Gagné à la panique de voir son élève lui échapper et à la
crainte de la voir faire de l'ombre au maître qu'il avait été pour elle, Leone
Allacci se reprochera cet engouement pour celle qu'il perçoit alors comme
l'instrument du démon : "N'avais-je pas cependant commis une erreur,
oubliant qu'elle n'était qu'une femme, en conséquence gouvernée, non par la
raison, mais par ses sens ?" Et l'auteure d'ouvrir à juste raison l'esprit
de son lecteur, en thème corollaire à celui de la sauvegarde de la fameuse
bibliothèque, sur le sort trop longtemps réservé à ses congénères du beau sexe
en ces temps d'obscurantisme tant religieux que discriminatoire sexiste.
La gageure avec ce genre littéraire est de ne pas faire de
l'intrigue prétexte à se glorifier d'une érudition poudre aux yeux.

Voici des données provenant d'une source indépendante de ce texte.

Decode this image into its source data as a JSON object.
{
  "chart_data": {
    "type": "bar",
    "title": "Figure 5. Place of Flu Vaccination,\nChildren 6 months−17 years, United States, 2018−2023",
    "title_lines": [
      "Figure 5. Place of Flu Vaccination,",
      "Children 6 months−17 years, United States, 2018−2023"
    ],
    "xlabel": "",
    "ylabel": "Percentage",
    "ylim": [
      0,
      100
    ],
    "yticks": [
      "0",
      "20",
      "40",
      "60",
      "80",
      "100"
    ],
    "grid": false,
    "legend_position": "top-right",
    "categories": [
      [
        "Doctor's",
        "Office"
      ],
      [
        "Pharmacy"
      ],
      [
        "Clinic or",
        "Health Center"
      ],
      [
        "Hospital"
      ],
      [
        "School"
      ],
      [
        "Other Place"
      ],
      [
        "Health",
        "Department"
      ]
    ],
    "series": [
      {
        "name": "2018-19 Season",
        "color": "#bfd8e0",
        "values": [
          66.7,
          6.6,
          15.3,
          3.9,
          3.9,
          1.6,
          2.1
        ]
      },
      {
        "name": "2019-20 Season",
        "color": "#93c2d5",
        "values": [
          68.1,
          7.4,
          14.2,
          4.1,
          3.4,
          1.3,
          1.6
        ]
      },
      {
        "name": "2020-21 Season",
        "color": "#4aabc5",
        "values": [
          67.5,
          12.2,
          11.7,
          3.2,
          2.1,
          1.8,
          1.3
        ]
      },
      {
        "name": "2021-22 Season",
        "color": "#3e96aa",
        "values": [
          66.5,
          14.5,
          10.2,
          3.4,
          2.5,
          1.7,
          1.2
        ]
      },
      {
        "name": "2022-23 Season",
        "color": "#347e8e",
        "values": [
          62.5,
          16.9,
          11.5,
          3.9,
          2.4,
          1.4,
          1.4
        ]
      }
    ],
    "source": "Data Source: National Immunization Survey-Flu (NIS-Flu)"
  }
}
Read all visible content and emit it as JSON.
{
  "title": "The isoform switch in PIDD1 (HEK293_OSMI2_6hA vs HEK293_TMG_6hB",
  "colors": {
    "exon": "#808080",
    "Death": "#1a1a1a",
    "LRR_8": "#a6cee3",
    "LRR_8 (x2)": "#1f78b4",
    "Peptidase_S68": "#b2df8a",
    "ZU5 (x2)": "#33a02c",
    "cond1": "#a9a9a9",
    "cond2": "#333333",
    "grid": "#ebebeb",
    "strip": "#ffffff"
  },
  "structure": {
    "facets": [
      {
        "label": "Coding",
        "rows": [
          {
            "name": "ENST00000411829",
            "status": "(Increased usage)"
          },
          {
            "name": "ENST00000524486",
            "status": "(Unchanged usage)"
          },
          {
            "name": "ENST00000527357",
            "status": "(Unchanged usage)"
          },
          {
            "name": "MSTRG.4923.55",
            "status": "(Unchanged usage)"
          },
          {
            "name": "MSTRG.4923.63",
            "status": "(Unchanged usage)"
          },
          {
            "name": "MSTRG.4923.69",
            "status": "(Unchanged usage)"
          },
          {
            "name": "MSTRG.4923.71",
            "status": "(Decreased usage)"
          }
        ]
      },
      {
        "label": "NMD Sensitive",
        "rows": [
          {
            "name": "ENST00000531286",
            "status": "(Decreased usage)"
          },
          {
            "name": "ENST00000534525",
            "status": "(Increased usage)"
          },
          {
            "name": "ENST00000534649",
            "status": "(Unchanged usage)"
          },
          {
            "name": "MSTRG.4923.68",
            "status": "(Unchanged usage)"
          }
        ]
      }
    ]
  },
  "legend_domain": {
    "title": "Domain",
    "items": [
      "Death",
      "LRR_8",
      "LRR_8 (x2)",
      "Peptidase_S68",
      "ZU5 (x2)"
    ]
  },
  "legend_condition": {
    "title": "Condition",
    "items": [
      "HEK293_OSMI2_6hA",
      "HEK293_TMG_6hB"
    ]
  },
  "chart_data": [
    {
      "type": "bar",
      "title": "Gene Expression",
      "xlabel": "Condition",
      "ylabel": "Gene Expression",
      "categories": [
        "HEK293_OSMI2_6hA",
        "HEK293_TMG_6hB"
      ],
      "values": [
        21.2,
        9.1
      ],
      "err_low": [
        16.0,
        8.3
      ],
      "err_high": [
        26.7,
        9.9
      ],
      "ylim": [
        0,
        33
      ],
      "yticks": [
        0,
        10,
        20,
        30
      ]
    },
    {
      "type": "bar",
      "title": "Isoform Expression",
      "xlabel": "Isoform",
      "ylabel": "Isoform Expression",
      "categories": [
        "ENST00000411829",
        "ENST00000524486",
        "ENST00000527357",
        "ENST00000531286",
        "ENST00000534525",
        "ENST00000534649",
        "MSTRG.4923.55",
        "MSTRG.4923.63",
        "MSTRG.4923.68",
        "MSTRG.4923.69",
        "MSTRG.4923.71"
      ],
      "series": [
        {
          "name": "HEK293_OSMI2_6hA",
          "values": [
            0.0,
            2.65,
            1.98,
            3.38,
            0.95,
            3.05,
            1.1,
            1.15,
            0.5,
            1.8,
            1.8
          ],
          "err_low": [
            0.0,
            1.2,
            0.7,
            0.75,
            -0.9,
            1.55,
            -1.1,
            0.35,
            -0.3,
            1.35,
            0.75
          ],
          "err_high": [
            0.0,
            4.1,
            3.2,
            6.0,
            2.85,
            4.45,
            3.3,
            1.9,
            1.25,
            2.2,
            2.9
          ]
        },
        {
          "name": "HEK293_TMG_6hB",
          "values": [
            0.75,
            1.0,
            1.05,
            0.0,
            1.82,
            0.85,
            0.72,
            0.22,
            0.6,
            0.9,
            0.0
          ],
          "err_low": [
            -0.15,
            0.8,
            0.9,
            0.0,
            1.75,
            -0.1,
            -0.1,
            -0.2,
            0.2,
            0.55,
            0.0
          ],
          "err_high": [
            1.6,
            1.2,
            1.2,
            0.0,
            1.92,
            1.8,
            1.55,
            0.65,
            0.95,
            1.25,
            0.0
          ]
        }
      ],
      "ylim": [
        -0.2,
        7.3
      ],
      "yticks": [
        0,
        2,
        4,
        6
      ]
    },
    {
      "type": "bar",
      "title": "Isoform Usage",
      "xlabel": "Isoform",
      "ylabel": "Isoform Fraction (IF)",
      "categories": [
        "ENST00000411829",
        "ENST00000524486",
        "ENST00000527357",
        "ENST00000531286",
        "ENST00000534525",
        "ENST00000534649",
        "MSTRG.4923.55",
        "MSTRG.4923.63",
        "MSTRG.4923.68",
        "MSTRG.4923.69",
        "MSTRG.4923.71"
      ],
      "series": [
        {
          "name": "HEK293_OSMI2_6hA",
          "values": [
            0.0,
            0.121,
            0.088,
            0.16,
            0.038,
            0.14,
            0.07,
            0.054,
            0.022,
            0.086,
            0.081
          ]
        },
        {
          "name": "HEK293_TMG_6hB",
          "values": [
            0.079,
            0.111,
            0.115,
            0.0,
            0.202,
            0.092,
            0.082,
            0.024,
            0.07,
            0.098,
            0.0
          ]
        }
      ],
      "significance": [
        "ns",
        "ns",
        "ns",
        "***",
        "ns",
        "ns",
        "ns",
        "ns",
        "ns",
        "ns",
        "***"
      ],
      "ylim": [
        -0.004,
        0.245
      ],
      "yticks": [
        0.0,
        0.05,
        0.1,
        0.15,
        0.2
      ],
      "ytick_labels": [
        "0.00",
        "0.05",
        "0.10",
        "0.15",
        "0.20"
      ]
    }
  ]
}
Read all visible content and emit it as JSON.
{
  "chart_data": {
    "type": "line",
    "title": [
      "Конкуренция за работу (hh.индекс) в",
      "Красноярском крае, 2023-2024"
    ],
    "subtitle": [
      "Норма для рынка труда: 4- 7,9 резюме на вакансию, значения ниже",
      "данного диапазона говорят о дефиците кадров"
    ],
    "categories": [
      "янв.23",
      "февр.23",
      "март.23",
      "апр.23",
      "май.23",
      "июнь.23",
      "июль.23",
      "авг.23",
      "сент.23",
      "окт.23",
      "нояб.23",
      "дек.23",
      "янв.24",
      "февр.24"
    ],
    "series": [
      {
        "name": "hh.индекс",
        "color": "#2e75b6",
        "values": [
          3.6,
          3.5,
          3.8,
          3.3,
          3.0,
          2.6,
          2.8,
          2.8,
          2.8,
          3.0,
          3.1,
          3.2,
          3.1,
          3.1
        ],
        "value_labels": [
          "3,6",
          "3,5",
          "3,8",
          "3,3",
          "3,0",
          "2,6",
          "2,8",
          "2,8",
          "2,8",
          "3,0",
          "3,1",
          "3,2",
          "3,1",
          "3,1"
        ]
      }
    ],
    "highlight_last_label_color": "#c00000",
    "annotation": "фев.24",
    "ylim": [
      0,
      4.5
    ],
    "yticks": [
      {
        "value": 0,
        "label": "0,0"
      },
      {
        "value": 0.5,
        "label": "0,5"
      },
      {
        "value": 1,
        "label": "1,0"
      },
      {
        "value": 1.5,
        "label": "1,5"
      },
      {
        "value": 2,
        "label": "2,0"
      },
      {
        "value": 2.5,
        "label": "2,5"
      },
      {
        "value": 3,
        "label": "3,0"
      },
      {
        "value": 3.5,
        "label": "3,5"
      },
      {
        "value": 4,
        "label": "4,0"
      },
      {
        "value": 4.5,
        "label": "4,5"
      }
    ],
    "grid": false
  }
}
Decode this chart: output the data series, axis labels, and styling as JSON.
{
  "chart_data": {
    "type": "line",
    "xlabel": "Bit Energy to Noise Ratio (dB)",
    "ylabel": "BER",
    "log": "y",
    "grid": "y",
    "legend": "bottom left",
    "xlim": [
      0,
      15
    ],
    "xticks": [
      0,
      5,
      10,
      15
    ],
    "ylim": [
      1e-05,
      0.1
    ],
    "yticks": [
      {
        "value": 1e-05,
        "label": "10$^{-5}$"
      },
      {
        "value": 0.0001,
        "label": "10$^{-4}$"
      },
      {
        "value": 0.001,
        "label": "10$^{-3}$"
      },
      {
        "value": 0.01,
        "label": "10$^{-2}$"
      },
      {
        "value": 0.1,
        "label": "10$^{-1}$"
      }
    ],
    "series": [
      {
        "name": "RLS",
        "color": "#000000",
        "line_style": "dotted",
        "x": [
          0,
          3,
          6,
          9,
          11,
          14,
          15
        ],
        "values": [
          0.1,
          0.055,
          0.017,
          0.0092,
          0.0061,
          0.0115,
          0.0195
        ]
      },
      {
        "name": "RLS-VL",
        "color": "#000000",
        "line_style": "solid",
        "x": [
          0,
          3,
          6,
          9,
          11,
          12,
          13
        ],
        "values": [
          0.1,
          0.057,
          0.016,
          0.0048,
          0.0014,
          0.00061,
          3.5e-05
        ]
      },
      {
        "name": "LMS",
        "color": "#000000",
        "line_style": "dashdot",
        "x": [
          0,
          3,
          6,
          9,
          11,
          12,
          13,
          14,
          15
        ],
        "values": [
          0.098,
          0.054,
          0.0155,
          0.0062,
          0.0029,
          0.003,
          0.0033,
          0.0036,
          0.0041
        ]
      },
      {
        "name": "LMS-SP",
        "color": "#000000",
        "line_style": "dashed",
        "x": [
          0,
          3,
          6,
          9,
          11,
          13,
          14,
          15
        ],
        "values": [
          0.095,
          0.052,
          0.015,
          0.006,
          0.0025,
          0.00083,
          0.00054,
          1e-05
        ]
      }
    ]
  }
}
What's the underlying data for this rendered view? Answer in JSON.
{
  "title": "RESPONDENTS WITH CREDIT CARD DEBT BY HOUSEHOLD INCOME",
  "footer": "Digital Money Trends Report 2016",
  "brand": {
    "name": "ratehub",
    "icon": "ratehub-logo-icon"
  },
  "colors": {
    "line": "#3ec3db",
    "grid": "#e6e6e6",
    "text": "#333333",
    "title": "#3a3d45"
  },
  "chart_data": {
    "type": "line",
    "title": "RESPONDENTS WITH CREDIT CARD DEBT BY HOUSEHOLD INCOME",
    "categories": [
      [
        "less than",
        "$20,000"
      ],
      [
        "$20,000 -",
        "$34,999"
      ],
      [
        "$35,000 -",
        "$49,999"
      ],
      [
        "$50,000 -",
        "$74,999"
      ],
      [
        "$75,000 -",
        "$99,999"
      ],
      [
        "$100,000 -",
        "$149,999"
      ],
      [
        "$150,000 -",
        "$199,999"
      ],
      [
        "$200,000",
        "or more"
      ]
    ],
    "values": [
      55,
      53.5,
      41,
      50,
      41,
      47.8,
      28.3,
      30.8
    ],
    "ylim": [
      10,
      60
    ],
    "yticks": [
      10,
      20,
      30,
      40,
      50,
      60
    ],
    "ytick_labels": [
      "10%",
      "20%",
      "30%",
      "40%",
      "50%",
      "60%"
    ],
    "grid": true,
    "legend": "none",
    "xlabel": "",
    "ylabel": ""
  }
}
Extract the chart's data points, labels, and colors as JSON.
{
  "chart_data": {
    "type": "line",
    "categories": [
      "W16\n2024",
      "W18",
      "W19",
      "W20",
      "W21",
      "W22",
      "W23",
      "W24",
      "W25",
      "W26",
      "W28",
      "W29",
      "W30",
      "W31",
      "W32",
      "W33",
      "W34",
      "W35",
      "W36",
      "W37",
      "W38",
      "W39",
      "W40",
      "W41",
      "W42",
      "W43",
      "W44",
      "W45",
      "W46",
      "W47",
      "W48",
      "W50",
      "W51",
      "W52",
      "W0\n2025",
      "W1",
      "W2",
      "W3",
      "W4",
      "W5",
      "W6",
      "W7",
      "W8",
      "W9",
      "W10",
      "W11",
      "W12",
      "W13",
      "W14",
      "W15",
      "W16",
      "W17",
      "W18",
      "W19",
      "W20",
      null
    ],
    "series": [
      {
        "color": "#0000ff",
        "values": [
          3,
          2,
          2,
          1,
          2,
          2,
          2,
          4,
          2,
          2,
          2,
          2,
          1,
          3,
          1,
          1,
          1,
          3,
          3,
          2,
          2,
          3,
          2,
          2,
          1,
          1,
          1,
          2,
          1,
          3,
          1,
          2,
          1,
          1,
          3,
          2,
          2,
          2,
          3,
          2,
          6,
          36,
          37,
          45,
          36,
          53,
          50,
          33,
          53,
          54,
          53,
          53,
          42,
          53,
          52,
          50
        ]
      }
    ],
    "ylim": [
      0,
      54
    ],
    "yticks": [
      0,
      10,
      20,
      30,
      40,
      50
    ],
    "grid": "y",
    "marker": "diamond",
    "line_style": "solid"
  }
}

Hélène
Bonafous-Murat évite l'écueil. Quand elle fait du narrateur de ce
récit un contemporain des faits qu'il rapporte, elle sait lui faire tenir le
vocabulaire, les idiomes et les tournures syntaxiques de l'époque et éviter les
anachronismes de langage. le style devient alors garant de crédibilité. Les références
historiques en tous domaines, dont mythologiques et bibliques dans pareil
ouvrage, témoignent aussi de l'imprégnation et de l'érudition de son auteure.
Elle nous livre un très bel ouvrage qui établit son éclectisme d'écriture.
N'est-elle pas l'auteure de polars contemporains - Avancez
masqués, Morsures entre
autres, qui m'ont fait faire connaissance avec son écriture - même si ces
derniers ne sont pas dénués de références historiques.
Aux portes de la mort, Leone Allacci évoque cet épisode de
sa jeunesse qu'il avait gardé en mémoire, en étalon de la souffrance quand
d'autres épreuves étaient venues mettre sa vie en difficulté et sa foi à
l'épreuve. Avec le souvenir de Lotte en repoussoir des appels du corps qu'il savait
dans la main du Malin.
Cette aventure tirée de faits réels, nous dit l'auteure en
note finale, assura la postérité d'ouvrages exceptionnels qui existent encore
de nos jours. Elle s'inscrit à la gloire de l'érudition quand cette dernière
est perspective pour changer la face du monde. Même si l'obscurantisme
religieux de l'église catholique de l'époque imaginait en arrière-pensée ce
changement à son profit, soutenu par un prosélytisme outrancier que lui
commandait son monopole sur la direction des consciences, qui plus est lorsque
ce monopole était mis à mal par la montée de fois concurrentes.
Superbe ouvrage qui vaut tant par le récit de l'aventure
humaine, surhumaine serait-on tenter d'enchérir, que pour l'insertion de
celle-ci dans un contexte historico religieux savamment documenté.